Cybercriminals have now resorted to utilizing a legitimate Google Drive collaboration feature to trick users into clicking on pernicious links.
As per recent reports the attacks have been originated from Google Drive’s collaboration feature, which enables users to make push notifications or emails that invite people to share a Google doc. Attackers are mishandling this feature to send mobile users Google Drive notifications, inviting them to collaborate on documents, which at that point contained ‘malicious links’.
Since they are sent through Google Drive, the notifications originate from Google’s no-reply email address, causing them to appear more legitimate. Different cycles of the attacks are sent using email (rather than by notifications) and incorporate the malignant link directly in the email. The Google Drive notifications accompany various lures.

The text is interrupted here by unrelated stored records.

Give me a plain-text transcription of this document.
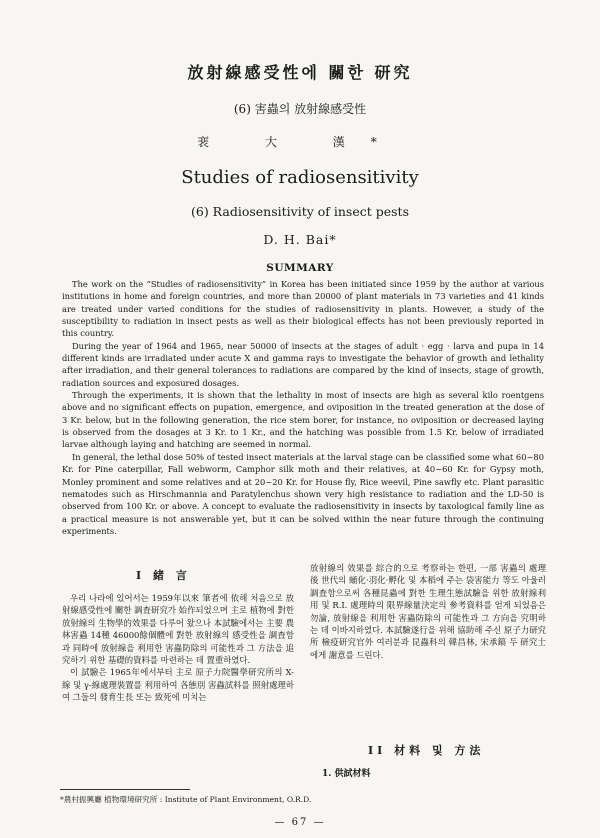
放射線感受性에 關한 研究
(6) 害蟲의 放射線感受性
裵 大 漢*
Studies of radiosensitivity
(6) Radiosensitivity of insect pests
D. H. Bai*
SUMMARY

The work on the “Studies of radiosensitivity” in Korea has been initiated since 1959 by the author at various institutions in home and foreign countries, and more than 20000 of plant materials in 73 varieties and 41 kinds are treated under varied conditions for the studies of radiosensitivity in plants. However, a study of the susceptibility to radiation in insect pests as well as their biological effects has not been previously reported in this country.

During the year of 1964 and 1965, near 50000 of insects at the stages of adult · egg · larva and pupa in 14 different kinds are irradiated under acute X and gamma rays to investigate the behavior of growth and lethality after irradiation, and their general tolerances to radiations are compared by the kind of insects, stage of growth, radiation sources and exposured dosages.

Through the experiments, it is shown that the lethality in most of insects are high as several kilo roentgens above and no significant effects on pupation, emergence, and oviposition in the treated generation at the dose of 3 Kr. below, but in the following generation, the rice stem borer, for instance, no oviposition or decreased laying is observed from the dosages at 3 Kr. to 1 Kr., and the hatching was possible from 1.5 Kr. below of irradiated larvae although laying and hatching are seemed in normal.

In general, the lethal dose 50% of tested insect materials at the larval stage can be classified some what 60~80 Kr. for Pine caterpillar, Fall webworm, Camphor silk moth and their relatives, at 40~60 Kr. for Gypsy moth, Monley prominent and some relatives and at 20~20 Kr. for House fly, Rice weevil, Pine sawfly etc. Plant parasitic nematodes such as Hirschmannia and Paratylenchus shown very high resistance to radiation and the LD-50 is observed from 100 Kr. or above. A concept to evaluate the radiosensitivity in insects by taxological family line as a practical measure is not answerable yet, but it can be solved within the near future through the continuing experiments.

I 緒 言

우리 나라에 있어서는 1959年以來 筆者에 依해 처음으로 放射線感受性에 關한 調査研究가 始作되었으며 主로 植物에 對한 放射線의 生物學的效果를 다루어 왔으나 本試驗에서는 主要 農林害蟲 14種 46000餘個體에 對한 放射線의 感受性을 調査함과 同時에 放射線을 利用한 害蟲防除의 可能性과 그 方法을 追究하기 위한 基礎的資料를 마련하는 데 置重하였다.

이 試驗은 1965年에서부터 主로 原子力院醫學研究所의 X-線 및 γ-線處理裝置를 利用하여 各態別 害蟲試料를 照射處理하여 그들의 發育生長 또는 致死에 미치는

放射線의 效果를 綜合的으로 考察하는 한편, 一部 害蟲의 處理後 世代의 蛹化·羽化·孵化 및 本稻에 주는 袋害能力 等도 아울러 調査함으로써 各種昆蟲에 對한 生理生態試驗을 위한 放射線利用 및 R.I. 處理時의 限界線量決定의 參考資料를 얻게 되었음은 勿論, 放射線을 利用한 害蟲防除의 可能性과 그 方向을 究明하는 데 이바지하였다. 本試驗遂行을 위해 協助해 주신 原子力研究所 檢疫研究官外 여러분과 昆蟲科의 韓昌林, 宋承鎬 두 研究士에게 謝意를 드린다.

II 材料 및 方法
1. 供試材料
*農村振興廳 植物環境研究所 : Institute of Plant Environment, O.R.D.
— 67 —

Many imply to be “personal notifications” from Google Drive, with one lure named “Personal Notification No 8482” telling the victim they haven’t signed into their account for some time. These undermine that the account will be deleted in 24 hours except if they sign in using a (malicious) link. Another, named “Personal Notification No 0684,” tells users they have an “important notice” of a financial transaction that they can see for their own in their account, using a link.
The attack has focused on countless Google users, as per WIRED. The report said that the notifications are being sent in Russian or broken English.
These links take victims to malevolent scam websites. WIRED detailed that one such site flooded users with notifications to click on links for “prize draws,” while different sites mentioned that victims click on such links to “check their bank account.”
Targeted users took to Twitter to the caution of the scams, with one Twitter user saying that ‘the only red flag’ of the scam was that he wasn’t anticipating a shared doc.
With the generality of working from home due to the Covid pandemic, attackers are progressively utilizing collaboration and remote-work tools, including Google offerings.
Nonetheless, a Google spokesperson told WIRED that the company is dealing with new security measures and is currently making strong efforts for detecting Google Drive spam.